Key Takeaways — Chapter 2: Multivariate Calculus and Optimization
-
The gradient is the fundamental object of machine learning optimization. It is the vector of all partial derivatives, pointing in the direction of steepest ascent. Every training algorithm — from logistic regression to GPT — works by stepping against the gradient to decrease the loss. The gradient of regularized logistic regression $\nabla \mathcal{L} = \frac{1}{N}\sum_i (\hat{y}_i - y_i)\mathbf{x}_i + \lambda\boldsymbol{\theta}$ has a natural interpretation: the model focuses its updates on the examples it gets most wrong.
-
Backpropagation is the chain rule applied to computational graphs. A neural network is a composition of differentiable functions. Reverse mode automatic differentiation (backpropagation) computes the gradient of a scalar loss with respect to all $n$ parameters in a single backward pass — a factor-of-$n$ speedup over forward mode. This computational efficiency is why deep learning is practical.
-
Convexity determines whether optimization has guarantees. For convex functions, every local minimum is a global minimum, and gradient descent provably converges at a rate determined by the condition number $\kappa = L/\mu$. Most deep learning losses are non-convex, but convex theory provides the vocabulary (saddle points, conditioning, strong convexity) to reason about what we observe.
-
Gradient descent is a family of algorithms, not a single algorithm. Each variant addresses a specific failure mode: SGD reduces per-step cost, momentum smooths oscillations, adaptive methods (AdaGrad, RMSProp, Adam) assign per-parameter learning rates, and AdamW decouples weight decay. Understanding the family tree means understanding why your model converges or diverges.
-
Adam approximates second-order optimization with first-order cost. Adam's adaptive learning rate $\eta / \sqrt{\hat{v}_j}$ implicitly estimates the diagonal of the inverse Hessian, rescaling each parameter's update by its curvature. This is why Adam handles ill-conditioned problems well and why it struggles when significant off-diagonal Hessian structure exists.
-
The learning rate schedule can matter as much as the optimizer choice. Linear warmup followed by cosine decay is the standard schedule for transformer training.

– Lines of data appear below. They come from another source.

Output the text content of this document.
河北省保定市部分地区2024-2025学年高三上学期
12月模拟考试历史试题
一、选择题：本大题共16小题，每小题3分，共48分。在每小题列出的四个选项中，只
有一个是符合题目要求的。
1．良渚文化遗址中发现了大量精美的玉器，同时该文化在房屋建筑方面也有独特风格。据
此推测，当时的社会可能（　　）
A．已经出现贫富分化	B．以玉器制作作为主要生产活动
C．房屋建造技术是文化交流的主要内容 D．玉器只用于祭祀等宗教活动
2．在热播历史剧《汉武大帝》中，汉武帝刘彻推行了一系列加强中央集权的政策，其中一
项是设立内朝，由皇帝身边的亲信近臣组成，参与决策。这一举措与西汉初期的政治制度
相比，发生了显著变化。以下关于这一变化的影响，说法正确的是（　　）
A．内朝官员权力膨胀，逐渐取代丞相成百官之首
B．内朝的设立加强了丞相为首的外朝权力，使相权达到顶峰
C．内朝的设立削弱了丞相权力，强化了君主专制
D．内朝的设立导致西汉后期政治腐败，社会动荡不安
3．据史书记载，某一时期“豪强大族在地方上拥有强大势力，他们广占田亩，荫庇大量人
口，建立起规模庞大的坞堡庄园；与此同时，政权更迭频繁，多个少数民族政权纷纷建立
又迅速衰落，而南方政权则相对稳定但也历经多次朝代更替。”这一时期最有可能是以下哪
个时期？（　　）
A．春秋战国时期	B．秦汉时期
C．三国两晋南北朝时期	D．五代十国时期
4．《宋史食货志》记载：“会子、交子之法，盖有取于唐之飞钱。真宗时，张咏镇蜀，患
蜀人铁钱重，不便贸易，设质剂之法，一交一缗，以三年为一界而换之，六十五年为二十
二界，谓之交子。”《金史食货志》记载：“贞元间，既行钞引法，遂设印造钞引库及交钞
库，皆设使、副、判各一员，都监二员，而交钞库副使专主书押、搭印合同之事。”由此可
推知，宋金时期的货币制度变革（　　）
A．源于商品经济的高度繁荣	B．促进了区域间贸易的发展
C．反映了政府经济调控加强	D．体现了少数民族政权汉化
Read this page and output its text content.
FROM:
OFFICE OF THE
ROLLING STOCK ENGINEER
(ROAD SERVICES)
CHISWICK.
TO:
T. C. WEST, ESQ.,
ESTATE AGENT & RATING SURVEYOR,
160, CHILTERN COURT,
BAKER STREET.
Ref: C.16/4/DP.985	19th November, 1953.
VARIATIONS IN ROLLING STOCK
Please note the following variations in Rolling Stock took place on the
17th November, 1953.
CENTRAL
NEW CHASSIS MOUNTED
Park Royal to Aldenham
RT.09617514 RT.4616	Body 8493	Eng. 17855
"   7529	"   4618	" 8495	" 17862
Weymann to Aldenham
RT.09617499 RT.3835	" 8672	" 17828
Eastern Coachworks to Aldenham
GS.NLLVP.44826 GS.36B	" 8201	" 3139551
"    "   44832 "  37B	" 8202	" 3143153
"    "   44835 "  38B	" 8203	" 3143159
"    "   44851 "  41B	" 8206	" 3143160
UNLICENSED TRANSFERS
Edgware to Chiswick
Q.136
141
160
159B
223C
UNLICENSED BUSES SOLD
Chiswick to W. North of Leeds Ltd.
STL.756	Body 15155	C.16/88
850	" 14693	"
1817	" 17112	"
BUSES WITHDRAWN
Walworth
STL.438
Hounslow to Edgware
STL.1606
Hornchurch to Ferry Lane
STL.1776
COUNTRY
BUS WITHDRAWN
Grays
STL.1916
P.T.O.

Warmup gives Adam time to build reliable second-moment estimates; cosine decay smoothly reduces the learning rate for fine-grained convergence.
-
Second-order methods are impractical at scale but essential for understanding. Newton's method converges quadratically but requires $O(n^2)$ storage and $O(n^3)$ computation — impossible for modern networks. Understanding Newton's method reveals that Adam is a diagonal approximation to the ideal (Hessian-informed) update, connecting the practical tools we use to the theory that explains them.